Clause 8

Part of Finance (No. 2) Bill – in a Public Bill Committee am 5:45 pm ar 19 Hydref 2010.

Danfonwch hysbysiad imi am ddadleuon fel hyn

Photo of David Gauke David Gauke The Exchequer Secretary 5:45, 19 Hydref 2010

As we have heard, amendment 5 would add a requirement that any regulations made under the power provided in clause 8 must have regard to accessibility and convenience to the taxpayer. I am sure that the Committee is united in wanting to ensure that tax forms are as accessible and convenient as possible. It is important that HMRC faces a great deal of focus on that.

HMRC has carried out a lot of work on customer segmentation and it is important that the customer segmentation that it has identified as being willing and able is as big a part of the population as possible. There are many who are willing, but not necessarily able to comply as they would like to. HMRC must engage with such people and ensure that the payment of taxes when they are due is as accurate, accessible and convenient as possible. Both sides will agree with that and we can work as a bipartisan-tripartisan Committee of national unity on that matter.

That said, we believe that the amendment is unnecessary and perhaps it is worth mentioning how clause 8 will apply. It is concerned with procedures under which an individual or another non-corporate person, such as a trustee, deducts tax from interest and similar payments by them. Typically, that will occur when such a person pays yearly interest to a lender resident outside the UK.

The clause is not concerned with procedures such as those under which taxpayers report interest received by them; for example, from bank and building society savings accounts. Such payments are regulated by the tax deduction scheme for interest—TDSI, if I may use an acronym. I can confirm that the power has nothing at all to do with such interest, for which there are entirely separate statutory provisions. Nor does it have anything to do with the PAYE system.

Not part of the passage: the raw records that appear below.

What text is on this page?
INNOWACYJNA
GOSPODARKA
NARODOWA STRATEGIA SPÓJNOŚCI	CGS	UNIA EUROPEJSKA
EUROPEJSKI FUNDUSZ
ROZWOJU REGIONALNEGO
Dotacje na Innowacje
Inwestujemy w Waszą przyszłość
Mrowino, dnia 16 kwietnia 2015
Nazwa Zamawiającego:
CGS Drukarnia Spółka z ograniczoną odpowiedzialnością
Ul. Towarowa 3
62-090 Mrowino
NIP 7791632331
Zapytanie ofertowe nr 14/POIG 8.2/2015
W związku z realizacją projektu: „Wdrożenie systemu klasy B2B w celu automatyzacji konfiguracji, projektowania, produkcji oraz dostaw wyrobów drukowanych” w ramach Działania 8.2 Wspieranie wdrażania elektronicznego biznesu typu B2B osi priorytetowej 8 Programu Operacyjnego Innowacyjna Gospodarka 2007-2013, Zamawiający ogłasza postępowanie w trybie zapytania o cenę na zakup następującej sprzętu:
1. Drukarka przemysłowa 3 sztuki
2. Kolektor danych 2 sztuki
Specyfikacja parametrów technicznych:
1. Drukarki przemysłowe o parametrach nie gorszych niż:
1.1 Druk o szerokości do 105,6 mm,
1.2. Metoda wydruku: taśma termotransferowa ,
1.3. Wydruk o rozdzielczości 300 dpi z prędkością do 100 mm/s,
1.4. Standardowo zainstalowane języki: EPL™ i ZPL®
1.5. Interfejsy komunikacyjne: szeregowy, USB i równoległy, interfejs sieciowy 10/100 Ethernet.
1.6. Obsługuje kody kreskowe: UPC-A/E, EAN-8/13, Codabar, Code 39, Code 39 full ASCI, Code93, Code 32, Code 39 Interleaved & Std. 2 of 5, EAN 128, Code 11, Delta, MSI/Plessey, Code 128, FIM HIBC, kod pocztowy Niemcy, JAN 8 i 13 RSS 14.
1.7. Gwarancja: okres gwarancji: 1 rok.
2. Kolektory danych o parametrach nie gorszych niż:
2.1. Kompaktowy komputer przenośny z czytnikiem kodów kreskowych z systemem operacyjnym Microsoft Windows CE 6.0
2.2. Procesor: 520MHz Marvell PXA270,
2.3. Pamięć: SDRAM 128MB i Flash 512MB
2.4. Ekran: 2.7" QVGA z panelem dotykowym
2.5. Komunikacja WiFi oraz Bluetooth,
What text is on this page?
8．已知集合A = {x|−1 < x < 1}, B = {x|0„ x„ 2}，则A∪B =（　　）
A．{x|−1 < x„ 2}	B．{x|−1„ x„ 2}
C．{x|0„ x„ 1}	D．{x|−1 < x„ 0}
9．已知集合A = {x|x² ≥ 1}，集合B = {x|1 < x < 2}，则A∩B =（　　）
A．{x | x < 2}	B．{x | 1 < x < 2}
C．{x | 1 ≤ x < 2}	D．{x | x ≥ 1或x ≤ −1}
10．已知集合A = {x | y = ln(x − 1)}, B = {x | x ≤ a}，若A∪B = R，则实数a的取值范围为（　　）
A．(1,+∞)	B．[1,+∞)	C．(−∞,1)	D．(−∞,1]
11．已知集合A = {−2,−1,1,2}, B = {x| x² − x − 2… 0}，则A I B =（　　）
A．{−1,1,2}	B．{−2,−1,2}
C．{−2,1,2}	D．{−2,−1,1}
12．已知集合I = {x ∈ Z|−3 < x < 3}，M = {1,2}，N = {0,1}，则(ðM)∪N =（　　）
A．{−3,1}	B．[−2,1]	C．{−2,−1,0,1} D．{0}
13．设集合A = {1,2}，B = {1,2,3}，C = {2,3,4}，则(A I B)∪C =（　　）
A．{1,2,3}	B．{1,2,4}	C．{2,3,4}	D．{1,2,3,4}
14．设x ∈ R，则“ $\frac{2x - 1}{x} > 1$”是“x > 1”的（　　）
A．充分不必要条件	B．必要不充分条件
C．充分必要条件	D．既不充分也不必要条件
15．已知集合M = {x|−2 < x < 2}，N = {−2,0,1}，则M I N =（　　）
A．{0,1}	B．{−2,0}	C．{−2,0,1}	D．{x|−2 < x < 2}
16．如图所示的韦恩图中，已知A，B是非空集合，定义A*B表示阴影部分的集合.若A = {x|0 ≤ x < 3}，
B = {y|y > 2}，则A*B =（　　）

The aim of the clause is to provide a regulation-making power for payment of interest, rather than receipt of interest. The current procedures can be difficult for taxpayers to use. For example, at present, the procedures state that the taxpayer must send an account of payment to HMRC without delay, without specifying what “without delay” means, or in what form the account must be sent.

With the new regulation-making power in place, it will be possible to modernise the old procedures. For example, it will be possible to provide a bespoke form, and consideration can be given to aligning the procedures with the equivalent rules that apply to companies, for which there are long-established regulation-making powers.

Any regulations made under the power will be subject to consultation and an impact assessment. They will also be subject to further parliamentary scrutiny. As the hon. Member for Nottingham East pointed out, they are to be made by affirmative procedure. He welcomed that, as is traditional from those sitting on the Opposition side of the Committee.

It is precisely because we are mindful of the need to have regard to the convenience of the taxpayer that the regulation-making power is needed. Without it, it would not be possible to improve the current procedures in this area, provide certainty for taxpayers or reduce compliance burdens.

The requirement on HMRC to have regard to accessibility and the convenience of taxpayers is something with which we can all concur. The hon. Gentleman suggests a wider look at online forms. The power in the clause is limited to forms that apply where income tax is deducted at source. Review of new or amended forms will, of course, be undertaken at the relevant time, when we deal with those points.

The hon. Gentleman raises a fair point about the importance of convenience and accessibility, but adding such words to the Bill, particularly given that they are not defined, would not add anything useful to the clause, so I hope that he will agree to withdraw the amendment. However, he is right to highlight the need for forms produced by HMRC to be as accessible and convenient as possible, and I think he particularly united the Committee when he highlighted an instance where that does not always happen.